Jakarta – Akademisi Prof Hermawan Sulistyo meluncurkan dan membedah buku terbarunya yang berjudul ‘Alter Ego Listyo Sigit Presisi: Sebuah Biografi Kebijakan’. Peluncuran dan diskusi buku ini digelar di Auditorium Mutiara STIK Lemdiklat Polri pada Rabu (4/2/2026), mengangkat tema dialog akademik mengenai dinamika reformasi institusi Polri dan gaya kepemimpinan Kapolri Jenderal Listyo Sigit Prabowo.
Meluruskan Persepsi Publik
Prof Hermawan, yang juga merupakan penulis buku tersebut, menyatakan bahwa buku ini ditulis untuk mengoreksi persepsi publik yang dinilainya keliru mengenai sejumlah kebijakan Kapolri. Salah satu persepsi yang disorot adalah anggapan adanya insubordinasi terhadap Presiden.
“Ada mispersepsi bahwa semua ini seolah diorkestrasi dan Kapolri dianggap membangkang Presiden. Itu keliru. Tim Reformasi Polri sudah dibentuk jauh sebelum ada keputusan pemerintah. Polri bagian dari pemerintah,” ujar Prof Hermawan dalam acara tersebut.

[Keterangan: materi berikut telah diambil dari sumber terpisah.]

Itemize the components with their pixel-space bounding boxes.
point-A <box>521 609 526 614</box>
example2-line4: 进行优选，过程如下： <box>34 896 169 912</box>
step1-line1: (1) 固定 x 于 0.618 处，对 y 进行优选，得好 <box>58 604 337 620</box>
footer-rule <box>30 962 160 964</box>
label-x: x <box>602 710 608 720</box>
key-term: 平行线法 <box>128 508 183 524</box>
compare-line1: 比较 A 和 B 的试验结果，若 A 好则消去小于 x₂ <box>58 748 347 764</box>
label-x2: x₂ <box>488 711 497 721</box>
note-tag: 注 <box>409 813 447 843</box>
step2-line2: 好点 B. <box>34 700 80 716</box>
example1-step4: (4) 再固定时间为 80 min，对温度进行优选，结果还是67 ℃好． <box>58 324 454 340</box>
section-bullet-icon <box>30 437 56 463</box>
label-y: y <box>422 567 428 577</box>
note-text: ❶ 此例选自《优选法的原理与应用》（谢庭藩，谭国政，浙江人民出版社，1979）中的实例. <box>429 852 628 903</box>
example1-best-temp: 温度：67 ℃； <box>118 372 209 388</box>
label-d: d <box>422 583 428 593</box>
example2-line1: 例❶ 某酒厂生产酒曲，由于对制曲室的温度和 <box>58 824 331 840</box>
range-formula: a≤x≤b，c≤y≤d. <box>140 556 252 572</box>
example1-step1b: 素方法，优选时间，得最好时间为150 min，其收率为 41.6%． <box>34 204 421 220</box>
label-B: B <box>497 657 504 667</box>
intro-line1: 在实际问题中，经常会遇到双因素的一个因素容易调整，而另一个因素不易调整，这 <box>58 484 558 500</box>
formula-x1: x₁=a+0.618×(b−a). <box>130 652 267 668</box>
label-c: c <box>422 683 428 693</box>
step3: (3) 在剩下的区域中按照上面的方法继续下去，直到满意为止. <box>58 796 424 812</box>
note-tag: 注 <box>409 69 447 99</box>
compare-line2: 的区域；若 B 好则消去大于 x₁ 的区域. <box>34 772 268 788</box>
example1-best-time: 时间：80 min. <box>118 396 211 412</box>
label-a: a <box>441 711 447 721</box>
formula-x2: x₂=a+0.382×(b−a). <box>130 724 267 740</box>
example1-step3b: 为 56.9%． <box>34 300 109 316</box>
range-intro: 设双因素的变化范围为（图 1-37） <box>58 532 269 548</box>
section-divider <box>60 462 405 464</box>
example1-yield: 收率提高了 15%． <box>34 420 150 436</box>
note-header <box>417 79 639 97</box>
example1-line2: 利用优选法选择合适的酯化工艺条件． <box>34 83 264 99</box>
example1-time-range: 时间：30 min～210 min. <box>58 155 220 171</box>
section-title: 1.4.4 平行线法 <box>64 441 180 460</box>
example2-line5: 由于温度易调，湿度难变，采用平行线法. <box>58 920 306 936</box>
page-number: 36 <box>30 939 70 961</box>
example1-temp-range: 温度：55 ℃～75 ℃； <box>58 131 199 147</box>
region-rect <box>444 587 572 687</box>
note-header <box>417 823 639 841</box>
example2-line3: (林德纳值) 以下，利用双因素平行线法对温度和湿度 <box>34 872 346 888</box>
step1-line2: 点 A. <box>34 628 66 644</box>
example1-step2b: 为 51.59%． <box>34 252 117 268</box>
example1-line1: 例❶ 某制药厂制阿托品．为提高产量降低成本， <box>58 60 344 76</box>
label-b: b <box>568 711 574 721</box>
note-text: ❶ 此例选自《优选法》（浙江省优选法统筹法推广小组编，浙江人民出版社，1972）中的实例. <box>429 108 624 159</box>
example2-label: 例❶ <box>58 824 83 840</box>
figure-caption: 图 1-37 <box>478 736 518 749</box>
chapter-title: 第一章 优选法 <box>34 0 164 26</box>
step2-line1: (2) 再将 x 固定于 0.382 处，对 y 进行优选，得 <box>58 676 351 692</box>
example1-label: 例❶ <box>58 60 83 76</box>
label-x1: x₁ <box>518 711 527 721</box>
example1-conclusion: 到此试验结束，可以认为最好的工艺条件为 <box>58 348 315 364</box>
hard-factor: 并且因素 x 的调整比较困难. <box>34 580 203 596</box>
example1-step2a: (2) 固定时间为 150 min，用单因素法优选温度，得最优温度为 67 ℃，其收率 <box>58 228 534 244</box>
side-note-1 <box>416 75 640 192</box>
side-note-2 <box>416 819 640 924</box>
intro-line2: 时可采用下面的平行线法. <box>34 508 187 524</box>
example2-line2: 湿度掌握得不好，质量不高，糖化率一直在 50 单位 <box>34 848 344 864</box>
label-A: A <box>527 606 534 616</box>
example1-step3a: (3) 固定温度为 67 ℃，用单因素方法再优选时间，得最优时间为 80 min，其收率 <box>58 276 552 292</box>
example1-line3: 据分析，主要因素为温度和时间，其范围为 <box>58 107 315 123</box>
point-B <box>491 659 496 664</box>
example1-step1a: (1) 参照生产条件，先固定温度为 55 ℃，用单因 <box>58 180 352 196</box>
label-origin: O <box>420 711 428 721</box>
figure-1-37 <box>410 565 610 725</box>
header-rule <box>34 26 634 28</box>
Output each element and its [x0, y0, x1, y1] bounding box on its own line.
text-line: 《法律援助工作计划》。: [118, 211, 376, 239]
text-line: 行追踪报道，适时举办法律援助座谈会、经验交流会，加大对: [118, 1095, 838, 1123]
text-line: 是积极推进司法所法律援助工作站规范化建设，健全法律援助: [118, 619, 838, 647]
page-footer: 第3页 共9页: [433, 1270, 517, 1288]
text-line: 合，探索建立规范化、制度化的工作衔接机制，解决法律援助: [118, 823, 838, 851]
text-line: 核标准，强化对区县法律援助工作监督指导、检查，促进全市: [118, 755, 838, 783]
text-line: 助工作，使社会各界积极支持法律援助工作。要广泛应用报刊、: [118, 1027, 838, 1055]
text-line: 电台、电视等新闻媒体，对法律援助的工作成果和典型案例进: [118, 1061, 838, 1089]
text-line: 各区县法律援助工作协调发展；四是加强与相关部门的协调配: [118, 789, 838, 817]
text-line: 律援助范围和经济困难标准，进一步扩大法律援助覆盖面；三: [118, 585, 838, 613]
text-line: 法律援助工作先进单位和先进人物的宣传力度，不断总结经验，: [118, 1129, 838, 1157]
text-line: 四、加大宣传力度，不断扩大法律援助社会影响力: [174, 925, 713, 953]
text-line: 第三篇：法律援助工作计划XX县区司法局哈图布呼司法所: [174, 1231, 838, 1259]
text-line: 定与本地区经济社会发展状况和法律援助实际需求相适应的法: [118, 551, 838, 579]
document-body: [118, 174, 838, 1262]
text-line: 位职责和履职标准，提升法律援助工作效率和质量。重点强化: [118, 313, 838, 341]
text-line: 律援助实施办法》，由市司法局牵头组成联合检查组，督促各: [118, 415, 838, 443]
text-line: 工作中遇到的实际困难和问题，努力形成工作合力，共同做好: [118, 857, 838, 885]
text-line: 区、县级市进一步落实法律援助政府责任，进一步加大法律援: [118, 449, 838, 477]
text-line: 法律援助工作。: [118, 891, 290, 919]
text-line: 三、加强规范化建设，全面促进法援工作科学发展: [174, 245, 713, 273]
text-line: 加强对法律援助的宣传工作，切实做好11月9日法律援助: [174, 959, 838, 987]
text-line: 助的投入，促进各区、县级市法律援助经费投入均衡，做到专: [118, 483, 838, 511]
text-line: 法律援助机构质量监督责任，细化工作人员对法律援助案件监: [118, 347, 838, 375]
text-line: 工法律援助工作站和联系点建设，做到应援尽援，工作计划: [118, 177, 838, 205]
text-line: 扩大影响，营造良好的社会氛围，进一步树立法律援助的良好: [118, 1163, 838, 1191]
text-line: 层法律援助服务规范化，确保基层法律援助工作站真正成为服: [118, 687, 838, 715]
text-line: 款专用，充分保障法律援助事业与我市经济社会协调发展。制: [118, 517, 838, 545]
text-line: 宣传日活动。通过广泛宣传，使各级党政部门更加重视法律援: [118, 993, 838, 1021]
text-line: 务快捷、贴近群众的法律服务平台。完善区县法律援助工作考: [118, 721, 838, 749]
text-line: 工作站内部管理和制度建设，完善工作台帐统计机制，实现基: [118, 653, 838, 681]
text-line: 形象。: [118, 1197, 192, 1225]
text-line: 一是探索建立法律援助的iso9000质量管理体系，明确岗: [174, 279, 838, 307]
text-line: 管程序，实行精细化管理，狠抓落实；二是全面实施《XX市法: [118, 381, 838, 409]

Analisis Keputusan Strategis dan Taktis
Lebih lanjut, Prof Hermawan menjelaskan bahwa buku ‘Alter Ego Listyo Sigit Presisi’ juga mengulas berbagai keputusan strategis dan taktis yang diambil oleh Jenderal Sigit, terutama dalam menghadapi situasi sulit dan penanganan kasus-kasus besar yang berpotensi memengaruhi institusi Polri.
“Bagaimana seorang Kapolri harus mengambil keputusan sulit untuk menyelamatkan institusi, itu tidak mudah. Buku ini tidak untuk memuji, tapi untuk mendudukkan keputusannya secara proporsional,” tuturnya.
Prof Hermawan juga menyoroti ketegasan Jenderal Sigit yang terkadang disalahartikan sebagai sikap membangkang. Menurutnya, ketegasan tersebut perlu dipahami dalam konteks yang tepat.
“Kapolri juga bisa tegas. Ketegasan itu bukan pembangkangan. Pembangkangan baru terjadi jika Presiden sudah memutuskan A, lalu Kapolri mengatakan B,” tegasnya.
Polri dalam Konteks Demokrasi
Dalam kesempatan yang sama, Mantan Kalemdiklat Polri Komjen Chryshnanda Dwilaksana menekankan pentingnya pemahaman terhadap konteks demokrasi dalam melihat posisi Polri sebagai polisi sipil.
“Polisi adalah polisi sipil dalam negara demokrasi. Polisi demokratis menjalankan supremasi hukum, menjamin hak asasi manusia, serta bekerja secara transparan dan akuntabel,” kata Komjen Chryshnanda.
Ia menambahkan bahwa reformasi Polri merupakan sebuah proses yang berkelanjutan dan harus selalu ditempatkan dalam kerangka dialog yang demokratis.
“Kalau kita negara demokrasi, berarti ada ruang dialog dan diskusi. Peganglah demokrasi itu dengan baik dan benar,” pungkasnya.